MALDI-TOF MS Analysis of Protein Samples

Samples were prepared as described previously [10 (link)] with some modifications. Briefly, a modified Lowry protein assay was used to measure total protein concentrations in the individual and pooled sample in each group [25 ]. Dried pooled samples were reconstituted in acetonitrile (ACN) with 5% (v/v) trifluoroacetic acid (TFA) before mixing with an equal volume of MALDI matrix (10 mg/mL α-cyano-4-hydroxycinnamic acid in 100% ACN containing 5% TFA).
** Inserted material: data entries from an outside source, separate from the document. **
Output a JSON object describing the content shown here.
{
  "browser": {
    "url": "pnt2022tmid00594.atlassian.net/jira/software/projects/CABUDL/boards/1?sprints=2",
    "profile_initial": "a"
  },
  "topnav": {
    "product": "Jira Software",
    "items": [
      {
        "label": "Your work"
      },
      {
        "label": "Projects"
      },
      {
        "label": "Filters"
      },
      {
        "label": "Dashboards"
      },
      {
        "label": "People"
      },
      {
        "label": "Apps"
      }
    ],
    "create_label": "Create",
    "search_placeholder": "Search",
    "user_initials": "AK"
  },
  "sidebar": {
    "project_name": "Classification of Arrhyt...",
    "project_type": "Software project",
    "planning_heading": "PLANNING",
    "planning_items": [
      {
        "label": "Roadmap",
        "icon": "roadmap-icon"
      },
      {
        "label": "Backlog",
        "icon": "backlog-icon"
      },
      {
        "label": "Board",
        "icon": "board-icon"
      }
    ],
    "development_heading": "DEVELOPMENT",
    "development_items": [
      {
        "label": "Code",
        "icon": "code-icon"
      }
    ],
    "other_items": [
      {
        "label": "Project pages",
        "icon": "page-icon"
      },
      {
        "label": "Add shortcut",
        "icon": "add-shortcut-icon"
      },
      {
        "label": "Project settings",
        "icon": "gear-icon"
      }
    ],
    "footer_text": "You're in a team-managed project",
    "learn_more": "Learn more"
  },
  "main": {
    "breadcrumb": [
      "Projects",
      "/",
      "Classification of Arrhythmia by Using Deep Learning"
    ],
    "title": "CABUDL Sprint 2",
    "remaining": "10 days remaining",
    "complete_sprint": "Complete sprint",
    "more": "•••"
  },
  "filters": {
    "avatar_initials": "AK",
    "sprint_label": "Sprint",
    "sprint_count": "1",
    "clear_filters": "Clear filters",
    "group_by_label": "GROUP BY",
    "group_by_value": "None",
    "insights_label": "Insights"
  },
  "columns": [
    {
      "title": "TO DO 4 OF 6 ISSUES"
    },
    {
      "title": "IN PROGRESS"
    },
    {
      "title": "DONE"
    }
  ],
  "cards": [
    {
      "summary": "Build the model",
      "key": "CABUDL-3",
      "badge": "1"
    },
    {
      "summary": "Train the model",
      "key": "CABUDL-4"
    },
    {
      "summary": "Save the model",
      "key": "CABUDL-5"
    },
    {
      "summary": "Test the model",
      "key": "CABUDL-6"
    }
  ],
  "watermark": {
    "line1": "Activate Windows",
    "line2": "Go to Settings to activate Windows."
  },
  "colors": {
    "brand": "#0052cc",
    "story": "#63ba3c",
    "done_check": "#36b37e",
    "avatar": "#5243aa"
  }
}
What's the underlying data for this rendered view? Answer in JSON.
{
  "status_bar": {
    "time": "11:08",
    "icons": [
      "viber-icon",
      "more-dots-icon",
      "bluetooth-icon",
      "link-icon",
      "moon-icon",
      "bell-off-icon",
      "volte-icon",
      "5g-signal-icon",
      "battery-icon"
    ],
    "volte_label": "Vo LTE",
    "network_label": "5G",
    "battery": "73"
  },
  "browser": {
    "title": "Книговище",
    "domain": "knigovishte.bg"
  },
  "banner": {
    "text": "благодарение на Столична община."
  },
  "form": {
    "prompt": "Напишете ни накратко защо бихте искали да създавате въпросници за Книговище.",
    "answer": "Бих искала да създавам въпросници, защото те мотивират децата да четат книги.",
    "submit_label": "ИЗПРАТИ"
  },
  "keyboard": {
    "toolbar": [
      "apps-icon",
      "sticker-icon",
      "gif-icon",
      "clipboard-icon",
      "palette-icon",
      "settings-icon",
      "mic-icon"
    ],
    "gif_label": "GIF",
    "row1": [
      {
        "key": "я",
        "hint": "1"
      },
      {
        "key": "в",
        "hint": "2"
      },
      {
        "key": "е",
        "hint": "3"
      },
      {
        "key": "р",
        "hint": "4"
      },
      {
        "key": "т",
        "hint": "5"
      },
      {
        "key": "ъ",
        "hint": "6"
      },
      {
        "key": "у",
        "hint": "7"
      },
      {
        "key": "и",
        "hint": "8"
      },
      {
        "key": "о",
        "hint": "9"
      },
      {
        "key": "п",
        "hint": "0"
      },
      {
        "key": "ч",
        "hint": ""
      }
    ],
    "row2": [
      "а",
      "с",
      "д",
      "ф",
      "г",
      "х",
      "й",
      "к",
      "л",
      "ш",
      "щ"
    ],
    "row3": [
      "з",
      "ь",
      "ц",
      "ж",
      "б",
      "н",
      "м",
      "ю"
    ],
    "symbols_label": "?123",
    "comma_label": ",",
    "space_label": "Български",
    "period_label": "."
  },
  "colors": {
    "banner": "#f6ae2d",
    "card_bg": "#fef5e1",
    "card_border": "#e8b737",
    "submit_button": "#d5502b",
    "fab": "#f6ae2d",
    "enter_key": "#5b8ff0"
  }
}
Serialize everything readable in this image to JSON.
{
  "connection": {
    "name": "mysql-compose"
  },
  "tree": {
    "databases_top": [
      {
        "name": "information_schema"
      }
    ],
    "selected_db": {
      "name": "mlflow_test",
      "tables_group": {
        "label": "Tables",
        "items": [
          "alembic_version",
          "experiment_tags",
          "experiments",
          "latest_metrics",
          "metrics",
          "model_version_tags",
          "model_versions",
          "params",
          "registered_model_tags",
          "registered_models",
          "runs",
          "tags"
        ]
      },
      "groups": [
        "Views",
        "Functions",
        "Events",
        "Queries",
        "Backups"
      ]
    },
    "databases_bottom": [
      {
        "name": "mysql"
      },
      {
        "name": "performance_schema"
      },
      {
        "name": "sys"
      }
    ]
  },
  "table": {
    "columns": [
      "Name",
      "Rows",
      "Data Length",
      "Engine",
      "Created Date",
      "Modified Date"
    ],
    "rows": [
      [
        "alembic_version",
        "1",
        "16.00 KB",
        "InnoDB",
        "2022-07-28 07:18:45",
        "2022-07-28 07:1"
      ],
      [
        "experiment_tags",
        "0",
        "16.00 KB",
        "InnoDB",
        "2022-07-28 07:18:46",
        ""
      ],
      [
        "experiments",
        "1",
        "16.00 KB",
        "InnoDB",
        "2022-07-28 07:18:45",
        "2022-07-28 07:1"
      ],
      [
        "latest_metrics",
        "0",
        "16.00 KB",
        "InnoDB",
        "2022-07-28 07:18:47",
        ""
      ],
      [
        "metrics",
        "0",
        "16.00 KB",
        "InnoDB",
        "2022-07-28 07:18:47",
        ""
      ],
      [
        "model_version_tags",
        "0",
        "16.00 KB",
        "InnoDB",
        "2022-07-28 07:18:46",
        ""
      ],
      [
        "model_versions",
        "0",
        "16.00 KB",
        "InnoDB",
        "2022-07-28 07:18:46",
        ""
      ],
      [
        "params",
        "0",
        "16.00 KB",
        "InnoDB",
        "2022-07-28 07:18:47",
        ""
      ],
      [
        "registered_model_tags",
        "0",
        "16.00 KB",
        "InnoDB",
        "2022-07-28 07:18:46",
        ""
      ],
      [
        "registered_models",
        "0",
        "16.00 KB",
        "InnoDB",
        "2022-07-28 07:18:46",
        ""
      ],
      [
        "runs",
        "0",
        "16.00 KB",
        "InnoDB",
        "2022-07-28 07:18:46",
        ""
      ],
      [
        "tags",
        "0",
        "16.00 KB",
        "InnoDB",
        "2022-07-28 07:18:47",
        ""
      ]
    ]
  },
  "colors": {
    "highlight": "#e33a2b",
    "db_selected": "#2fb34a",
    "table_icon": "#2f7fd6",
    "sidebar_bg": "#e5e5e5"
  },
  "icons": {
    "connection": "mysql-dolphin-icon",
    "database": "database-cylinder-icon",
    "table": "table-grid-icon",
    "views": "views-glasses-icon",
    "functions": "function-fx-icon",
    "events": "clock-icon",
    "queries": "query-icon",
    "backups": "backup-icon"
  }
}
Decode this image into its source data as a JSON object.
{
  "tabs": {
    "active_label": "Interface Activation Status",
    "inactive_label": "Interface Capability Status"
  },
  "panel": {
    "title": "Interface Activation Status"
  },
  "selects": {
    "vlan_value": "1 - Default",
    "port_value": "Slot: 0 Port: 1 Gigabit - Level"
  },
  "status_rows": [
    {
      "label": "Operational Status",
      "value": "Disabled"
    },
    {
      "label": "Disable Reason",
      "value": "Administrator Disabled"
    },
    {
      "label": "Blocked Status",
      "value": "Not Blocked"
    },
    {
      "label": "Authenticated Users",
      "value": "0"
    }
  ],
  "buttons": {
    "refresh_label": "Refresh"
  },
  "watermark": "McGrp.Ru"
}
Sixteen replicates were spotted on to MALDI target plates (Bruker Daltonics, Billerica, MA, USA). Mass spectra were obtained using an Ultraflex III TOF/TOF instrument (Bruker Daltonics) in a linear positive mode within a mass range of 1000 to 20,000 Da. An external calibration was performed using a Proteo-Mass Peptide and Protein MALDI-MS Calibration Kit (Sigma Aldrich, St. Louis, MO, USA). A total of 500 laser shots at 50 Hz were used to generate each spectrum. Peptide mass spectra were processed using flexAnalysis v. 3.3 software, whereas the PMF and PCA of target mass spectra between 1000 and 20,000 Da were analyzed using ClinProTools v. 3.0 software [26 (link)–28 (link)]. The reliability and the accuracy of the candidate peak selection were evaluated by > 90% recognition capability and cross-validation values [28 (link)].